府里這么多年都是于氏的人,就算現在于氏不得勢了,但那些話也傳了出來,甚至于讓下人們相信這都是真的了。
一句謊話才說的時候,沒幾個人相信,但說了這么多年了,就連于氏心里恐怕都覺得是的。
又有誰會覺得這不是真的。
“放肆,是誰這么說的”太夫人大怒,手重重的在桌上一拍,厲聲道。
“祖母,我好幾次聽到有人私下里這么說。”曲莫影的笑容苦澀,“我娘親,真的是這樣的人嗎”
“你娘親很好,她是最和善的人,怎么會不堪為正室夫人,吾嬤嬤,以后若是再聽到有人這么說,就掌嘴”太夫人大怒。
她和小越氏相處的時間雖然不久,但是很喜歡小越氏的性子,雖然小越氏并不是一個很會來事的人,但性子很是溫柔和善,府里的事務雖然上手的時候有些不太好,但沒多久就理順了,也管理的很好。
那個時候太夫人很是欣慰,覺得自己終于可以放手了。
“是,太夫人,老奴這就去吩咐。”吾嬤嬤見太夫人這般,知道她是真的動了怒,急忙應聲。
也不再等其他時候,徑直出了屋子,去叫幾個管事的過來。
曲莫影又陪著太夫人說了一會話之后,看太夫人也沒什么精神,就安撫了她幾句,之后見她晚上沒睡好有些困意,就讓吾嬤嬤扶著她再去睡會。
等太夫人重新安置了下來,曲莫影才回了自己的淺月居,坐等消息
“這是什么”于氏不悅的看著自己面前的小米粥,也在發脾氣,“這東西是給我吃的嗎什么破東西,我記得之前讓你給過銀兩的吧”
“是給過的,只是庵里的師太說,城里就這種大米,沒您說的香米。
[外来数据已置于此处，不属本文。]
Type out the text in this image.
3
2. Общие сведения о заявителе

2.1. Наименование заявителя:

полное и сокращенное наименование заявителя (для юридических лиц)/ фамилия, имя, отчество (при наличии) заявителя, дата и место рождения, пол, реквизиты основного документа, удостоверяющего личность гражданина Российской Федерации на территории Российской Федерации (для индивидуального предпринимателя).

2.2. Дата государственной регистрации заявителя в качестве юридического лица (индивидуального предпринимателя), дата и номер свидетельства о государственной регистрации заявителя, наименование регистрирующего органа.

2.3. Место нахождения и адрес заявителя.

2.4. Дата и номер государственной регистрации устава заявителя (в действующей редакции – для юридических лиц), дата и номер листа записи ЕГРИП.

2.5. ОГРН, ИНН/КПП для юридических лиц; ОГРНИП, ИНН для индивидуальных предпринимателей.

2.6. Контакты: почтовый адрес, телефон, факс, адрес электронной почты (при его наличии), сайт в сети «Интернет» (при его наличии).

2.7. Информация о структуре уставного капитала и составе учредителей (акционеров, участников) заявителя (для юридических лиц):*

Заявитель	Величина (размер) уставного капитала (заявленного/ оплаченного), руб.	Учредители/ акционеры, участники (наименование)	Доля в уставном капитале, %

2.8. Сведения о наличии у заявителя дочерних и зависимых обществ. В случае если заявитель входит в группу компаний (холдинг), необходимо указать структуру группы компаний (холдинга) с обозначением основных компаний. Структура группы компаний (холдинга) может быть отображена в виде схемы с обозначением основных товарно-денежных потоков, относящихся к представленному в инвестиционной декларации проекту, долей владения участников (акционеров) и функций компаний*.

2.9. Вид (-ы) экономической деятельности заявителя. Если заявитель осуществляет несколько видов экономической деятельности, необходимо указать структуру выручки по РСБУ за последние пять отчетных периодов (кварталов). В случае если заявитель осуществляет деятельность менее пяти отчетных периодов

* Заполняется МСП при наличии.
”海蘭勸道,這香米以前太夫人有份,自家夫人這里自然也是有份的,但現在就算是有錢也買不到,夫人這幾天煩燥的很,就算是一點點小事也拉出來說。
“既然給過了,卻讓我吃跟她們一樣的粥,憑什么”于氏眼睛吊了起來,橫聲道。
“夫人,這里必竟是一個小的破敗的庵堂。”海蘭低聲的道。
“我要搬地方,不要在這里住,你讓燕丫頭過來,讓她去找她父親,逼她父親給我換一個地方,這么一個破的地方,也就是越氏能住,我的身份能跟她一樣嗎我現在是景王庶妃的母親。”于氏不耐煩的道。
她看這哪都不順眼,而且越住越不順。
小越氏就死在這里,她越想越晦氣,越想越不愿意在這里住著。
“夫人,奴婢也是不方便出去的。”海蘭無奈的攤了攤手道,這兩天夫人鬧的更加的兇了,以前還能聽得進一些話,現在什么話也聽不進了,一個勁的找麻煩,她也是很累的,但卻不敢說什么。